Like many elements of the Mass that have been omitted or obscured by the pandemic, the use of the extraordinary minister of Holy Communion is now able to be reintroduced in a manner more in keeping with traditional theology and current norms.

Q: How can holy water be returned to the church’s stoups?

A: The absence of holy water from the fonts and stoups has been one of the most jarring things about going to church during the pandemic. Indeed, in many parishes, holy water stoups ran dry almost immediately. While parish reservoirs of holy water remained available to take holy water home for domestic use, parochial use largely evaporated.

Sightings of holy water in the stoups of parish churches is a more regular occurrence these days. Many parishes have gotten creative, employing “touchless” holy water dispensers that release a dribble of holy water as you place your hand underneath the unit. While these get the job done, the resemblance to soap or sanitizer dispensers is out of place and they often dispense more holy water than needed, leaving a puddle on the floor. Some parishes have fonts that send the water through a filtration system, while other parishes are simply cleaning their fonts more often than before. Regardless of the delivery mechanism, the return of holy water calls us to learn again how to use it.

Holy water is arguably one of the most widely used sacramentals in the Church. Water “is one of the signs that the Church often uses in blessing the faithful” (Book of Blessings, 1388). As we sign our bodies with water in the form of the Holy Cross, we call to mind our baptism, praying for a renewal of the covenant first forged in those holy waters. Indeed, at the Mass of Christian Burial, the casket is sprinkled with holy water with these words: “In the waters of baptism N. died with Christ and rose with him to new life. May he now share with him eternal glory.”

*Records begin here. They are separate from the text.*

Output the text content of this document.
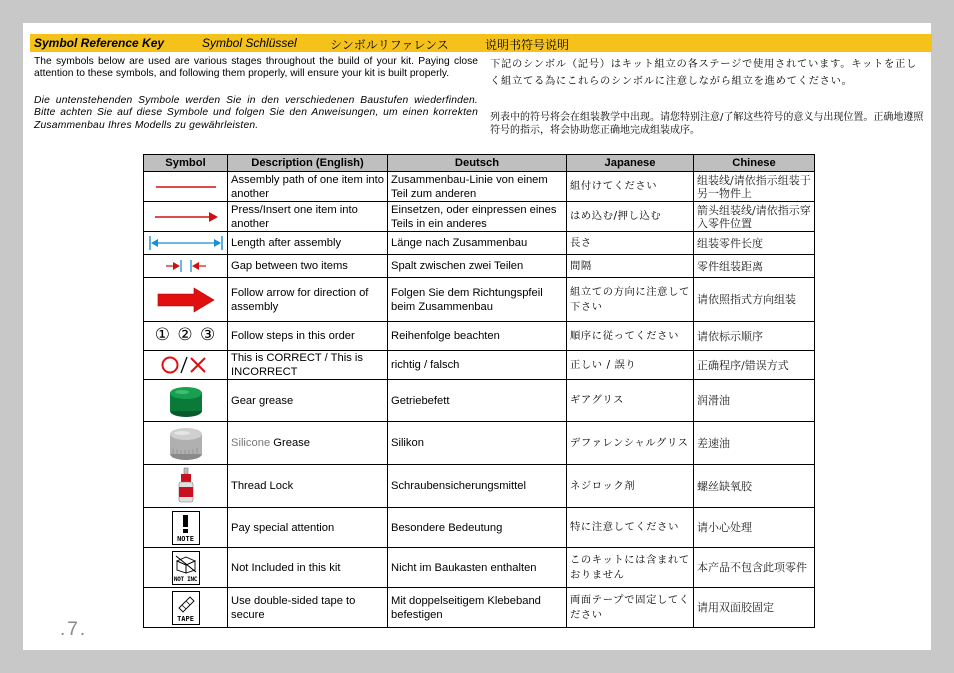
Symbol Reference Key	Symbol Schlüssel	シンボルリファレンス	说明书符号说明
The symbols below are used are various stages throughout the build of your kit. Paying close attention to these symbols, and following them properly, will ensure your kit is built properly.
Die untenstehenden Symbole werden Sie in den verschiedenen Baustufen wiederfinden. Bitte achten Sie auf diese Symbole und folgen Sie den Anweisungen, um einen korrekten Zusammenbau Ihres Modells zu gewährleisten.
下記のシンボル（記号）はキット組立の各ステージで使用されています。キットを正しく組立てる為にこれらのシンボルに注意しながら組立を進めてください。
列表中的符号将会在组装教学中出现。请您特别注意/了解这些符号的意义与出现位置。正确地遵照符号的指示，将会协助您正确地完成组装成序。
Symbol	Description (English)	Deutsch	Japanese	Chinese

	Assembly path of one item into another	Zusammenbau-Linie von einem Teil zum anderen	組付けてください	组装线/请依指示组装于另一物件上

	Press/Insert one item into another	Einsetzen, oder einpressen eines Teils in ein anderes	はめ込む/押し込む	箭头组装线/请依指示穿入零件位置

	Length after assembly	Länge nach Zusammenbau	長さ	组装零件长度

	Gap between two items	Spalt zwischen zwei Teilen	間隔	零件组装距离

	Follow arrow for direction of assembly	Folgen Sie dem Richtungspfeil beim Zusammenbau	組立ての方向に注意して下さい	请依照指式方向组装
① ② ③	Follow steps in this order	Reihenfolge beachten	順序に従ってください	请依标示顺序

	This is CORRECT / This is INCORRECT	richtig / falsch	正しい / 誤り	正确程序/错误方式

	Gear grease	Getriebefett	ギアグリス	润滑油

	Silicone Grease	Silikon	デファレンシャルグリス	差速油

	Thread Lock	Schraubensicherungsmittel	ネジロック剤	螺丝缺氧胶

NOTE	Pay special attention	Besondere Bedeutung	特に注意してください	请小心处理

NOT INC	Not Included in this kit	Nicht im Baukasten enthalten	このキットには含まれておりません	本产品不包含此项零件

TAPE	Use double-sided tape to secure	Mit doppelseitigem Klebeband befestigen	両面テープで固定してください	请用双面胶固定
.7.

From rebirth in baptism to Christian burial, holy water accompanies us throughout our Christian life. But holy water isn’t liquid grace. Like all sacramentals, holy water does not work mechanically. As a sacramental, holy water draws its spiritual power from Christ, through the intercession of the Church, preparing “us to receive grace and disposing us to cooperate with it” (Catechism of the Catholic Church, 1670). But sacramentals not only dispose us to cooperate with grace, they also depend on our dispositions if we are to receive grace when we make use of them. For example, according to St. Thomas Aquinas, the sprinkling of holy water can “conduce to the remission of venial sins” not simply because it is blessed, but because its use implies “a movement of reverence for God and Divine things” on the part of the user (STh., III q.87 a.3 resp). In this way the power of holy water is dependent on engaging actively in its use—believing and trusting in God and his Holy Church as we sprinkle it or use it to trace the Holy Cross over ourselves. Perhaps returning the use of holy water can be an occasion of learning to engage more actively and prayerfully in its use!